La sobrepoblación de los centros, el mayor problema 

Muchas prisiones superan su capacidad por encima del 400%. El hacinamiento es la raíz del problema, un foco de violencia, desorden y conflicto que hace insostenible la reclusión. Según el International Center for Prison Studies (ICPS), las cárceles más superpobladas de la región son las de El Salvador, con una media del 325,3% de ocupación. Esto significa que triplican su capacidad. Oficialmente, el país puede albergar 8.490 reclusos, pero en 2015 se contabilizaron 28.634. Desde el año 2000, la población carcelaria se ha multiplicado por cuatro. Si las penitenciarías no se han ampliado desde entonces, aquí está el origen de la superpoblación extrema.

El Centro Penal de Cojutupeque es una de las peores cárceles del país. Tiene capacidad para 300 reos, pero viven más de 1.200. Solo tienen dos horas de agua al día y más de 50 personas comparten baño. Esta falta de higiene es un foco de numerosas enfermedades, como la sarna. Algunos duermen en el suelo, o en hamacas improvisadas colgadas del techo. La comida no llega para todos y apenas hay programas de reinserción. El hacinamiento impide que se cumpla la función rehabilitadora que el artículo 27 de la Constitución asigna a las prisiones. Los presos se han convertido en los grandes olvidados.

Otros países de la región se acercan a estas cifras. Guatemala tiene un 270,6% de ocupación carcelaria, seguido de Venezuela, con un 269,8%. Bolivia (269,9%) y Perú (223%) también sobrepasan el doble de la capacidad de sus penales. Honduras tiene un 189,3% de ocupación, República Dominicana un 174%; Brasil un 163% y Colombia un 149%. Costa Rica, Paraguay, México, Panamá, Nicaragua, Ecuador, Chile y Uruguay también tienen sus cárceles sobrepobladas, rebasando su máxima ocupación oficial.

 

La revisión de la prisión preventiva

En Paraguay, el 72% de los reclusos está en prisión preventiva. Y en Brasil, aproximadamente un 40%. Se abusa de la privación de la libertad, cuando según la normativa internacional de derechos humanos, debería ser una medida excepcional para delitos graves. A esto hay que añadir la falta de asistencia jurídica a los detenidos: algunos reclusos tienen que esperar años para tener un juicio.

En mayo de 2015, 250 internos de la cárcel de Palmasola recibían su sentencia, dentro de un plan para descongestionar la cárcel más poblada de Bolivia. Esto se produce dos meses antes de la visita del Papa Francisco al penal, donde viven más de 4.000 presos a pesar de que su capacidad es menos de la mitad. En 2013, el 90% estaba en prisión preventiva, algunos llevaban hasta seis años en esa condición.

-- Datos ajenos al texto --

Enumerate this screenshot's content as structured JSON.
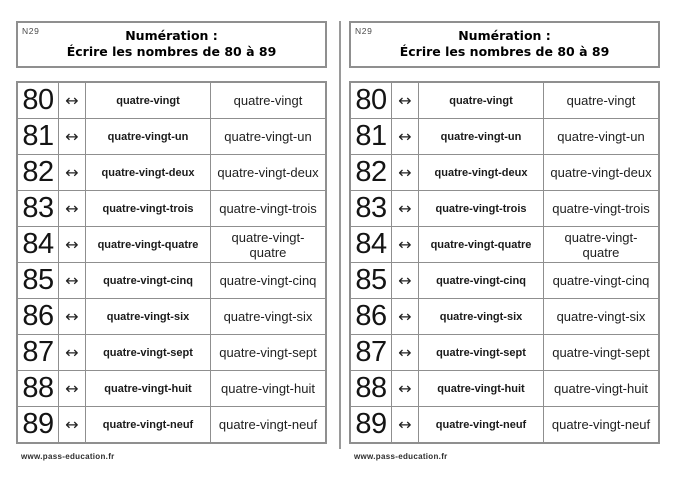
{
  "panel": {
    "code": "N29",
    "title": {
      "line1": "Numération :",
      "line2": "Écrire les nombres de 80 à 89"
    },
    "arrow_symbol": "↔",
    "rows": [
      {
        "number": "80",
        "word_bold": "quatre-vingt",
        "word_plain": "quatre-vingt"
      },
      {
        "number": "81",
        "word_bold": "quatre-vingt-un",
        "word_plain": "quatre-vingt-un"
      },
      {
        "number": "82",
        "word_bold": "quatre-vingt-deux",
        "word_plain": "quatre-vingt-deux"
      },
      {
        "number": "83",
        "word_bold": "quatre-vingt-trois",
        "word_plain": "quatre-vingt-trois"
      },
      {
        "number": "84",
        "word_bold": "quatre-vingt-quatre",
        "word_plain": "quatre-vingt-\nquatre"
      },
      {
        "number": "85",
        "word_bold": "quatre-vingt-cinq",
        "word_plain": "quatre-vingt-cinq"
      },
      {
        "number": "86",
        "word_bold": "quatre-vingt-six",
        "word_plain": "quatre-vingt-six"
      },
      {
        "number": "87",
        "word_bold": "quatre-vingt-sept",
        "word_plain": "quatre-vingt-sept"
      },
      {
        "number": "88",
        "word_bold": "quatre-vingt-huit",
        "word_plain": "quatre-vingt-huit"
      },
      {
        "number": "89",
        "word_bold": "quatre-vingt-neuf",
        "word_plain": "quatre-vingt-neuf"
      }
    ],
    "footer": "www.pass-education.fr"
  },
  "colors": {
    "border": "#8f8f8f",
    "divider": "#9a9a9a",
    "text": "#111111",
    "background": "#ffffff"
  }
}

La crisis carcelaria que sufre América Latina necesita soluciones dentro del marco de protección de los derechos humanos de los privados de libertad. Por un lado, se debe ampliar la infraestructura carcelaria existente: desde la mejora de las condiciones de salubridad hasta la construcción de nuevos penales para poder redistribuir a los reclusos y disminuir el hacinamiento. Por otro lado, es necesario revisar el uso de la prisión preventiva, que ayudaría a descongestionar las cárceles. De manera paralela deben impulsarse medidas alternativas a la reclusión para los delitos menos graves, como los servicios comunitarios o los programas de reinserción. Además, los Estados deben implicarse más en la gestión de los penales, con un mayor control de la corrupción y de las actividades ilícitas que tienen lugar dentro de ellos, muchas veces consentidas por los propios funcionarios de prisiones. Es posible que una reforma del sistema carcelario ayude a reducir las tasas de criminalidad de una de las regiones más violentas del planeta.